Así fue que se recibió, encontró rápido un trabajo en un banco y aprendía todas las pistas que existen para crecer («trepar» le parece una palabra horrorosa) en el mundo de los negocios. Esto implica suscribirse a dos revistas de negocios, anotarse en seminarios, cursos de business English, leer chismografía del ambiente y cosas así. Una mierda, decía, pero le encantaba el poder. Tener veintitantos años y decidir sobre inversiones, bromear con agentes bursátiles, conocer publicitarios, periodistas y ganar buenos billetes, era más de lo que se había propuesto cuando llegó Buenos Aires desde Pergamino, hacía un siglo y medio.
Pero, todo llega. A medida que crecía en su profesión Cristina se fue endureciendo, según opinaba Sebastián.
Hacía el amor mirando el reloj, no festejaba sus bromas, hablaba todo el tiempo de prime rate, libor y otras hermosuras. Lo peor fue cuando Sebastián le ofreció o pidió —no se sabe— matrimonio.
El 4 de noviembre de 1994 ella anotó en su agenda:
GUAU: FIN
Tragó saliva, sabía que con su negativa perdía una relación hermosa, pero estaba dispuesta a abrirse a todas las relaciones hermosas que la vida le pusiera a tiro.
La próxima fue, entonces, con Marco. Otro casado, un hombre de la City, un alma gemela.
Le pregunté a Cristina cómo siguió la historia, y me mandó un e-mail:
Conocí a Marco en el... a ver ...1994, diciembre. Me acuerdo por el Efecto Tequila que se declaró en aquella época, que puso con los nervios de punta a toda la City. Yo, que trabajaba en un banco —cuyo nombre no quiero recordar— almorzaba rodeada de 50 yuppies más, de bancos, financieras, AFJPs, consultoras y etcéteras en un fast food de onda que se había inaugurado esa temporada, en Reconquista y Tucumán. A mi las noticias de la bolsa o del dólar no me mueven un pelo, pero ahí el ambiente estaba renervioso, con chicos hablando por el celular, gritando y poniendo cara de «yo sé la justa». Yo tenía 24 años, recibida de information broker en una privada, buen sueldo, buena percha, y me toca comer con un fachero, treintañero largo... casi cuarenta. Para hacerla corta: me sonrió, me preguntó si había perdido alguna inversión con el Tequilazo, le dije que a la hora de almorzar odio hablar de trabajo.
—Bien, te propongo cortarla en serio, te invito a tomar un café a la costa, en Martínez.
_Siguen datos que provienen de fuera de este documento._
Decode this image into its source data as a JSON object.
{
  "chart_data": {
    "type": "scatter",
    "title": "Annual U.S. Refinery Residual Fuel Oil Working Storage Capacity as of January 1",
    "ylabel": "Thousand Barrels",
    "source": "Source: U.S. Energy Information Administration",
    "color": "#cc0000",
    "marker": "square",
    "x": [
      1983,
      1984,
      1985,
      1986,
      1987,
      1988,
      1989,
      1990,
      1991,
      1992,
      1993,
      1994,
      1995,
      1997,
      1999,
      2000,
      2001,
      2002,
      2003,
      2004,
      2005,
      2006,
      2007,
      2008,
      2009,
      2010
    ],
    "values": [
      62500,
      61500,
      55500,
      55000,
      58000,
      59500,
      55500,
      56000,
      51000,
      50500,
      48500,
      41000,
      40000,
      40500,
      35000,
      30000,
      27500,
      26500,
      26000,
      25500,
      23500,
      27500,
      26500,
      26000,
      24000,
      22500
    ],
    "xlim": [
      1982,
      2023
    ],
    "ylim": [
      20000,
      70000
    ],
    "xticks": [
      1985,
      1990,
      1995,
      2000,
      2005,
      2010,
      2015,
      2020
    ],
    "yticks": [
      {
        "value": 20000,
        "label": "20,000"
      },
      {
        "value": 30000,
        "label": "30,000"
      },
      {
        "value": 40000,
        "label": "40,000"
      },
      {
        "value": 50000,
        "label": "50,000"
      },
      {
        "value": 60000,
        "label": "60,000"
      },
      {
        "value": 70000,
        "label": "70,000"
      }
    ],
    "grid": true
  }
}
Agarré viaje —ese día podía volver a las tres al Banco— así que ahí empezó todo. Me ganó que no me hablara una palabra de inversiones, bicicletas o transas. Miramos el río —hermoso y desconocido un martes a las dos de la tarde, bañado en sol, azul y no marrón como suele estar—, miramos el perfil de Buenos Aires que es hermosa desde afuera (aunque en Reconquista y Tucumán es insufrible). Todo me parecía hermoso y maravilloso esa tarde: Marco, su onda, su coche, su ropa, el boliche, el café, la música que pasaban, las sonrisas de las camareras, el aroma casi de mar que llegaba desde el río.
En mi carácter de periodista logré entrevistar a Dora, la mujer de Marco. Ahí va su testimonio:
Cuando sospeché de Marco no supe si correr a lo de alguna amiga, llamar a mi analista, o recurrir a un detective privado. Leí su casilla —sí, se la leo— y detecté una invitación a almorzar que le enviaba una tal Cristina. Cristy@consultaires.com.ar era su e-mail. Me sonaba Consultaires. Claro, es una consultora de inversiones que Marco me nombró más de una vez. Llamé y pregunté por Cristina.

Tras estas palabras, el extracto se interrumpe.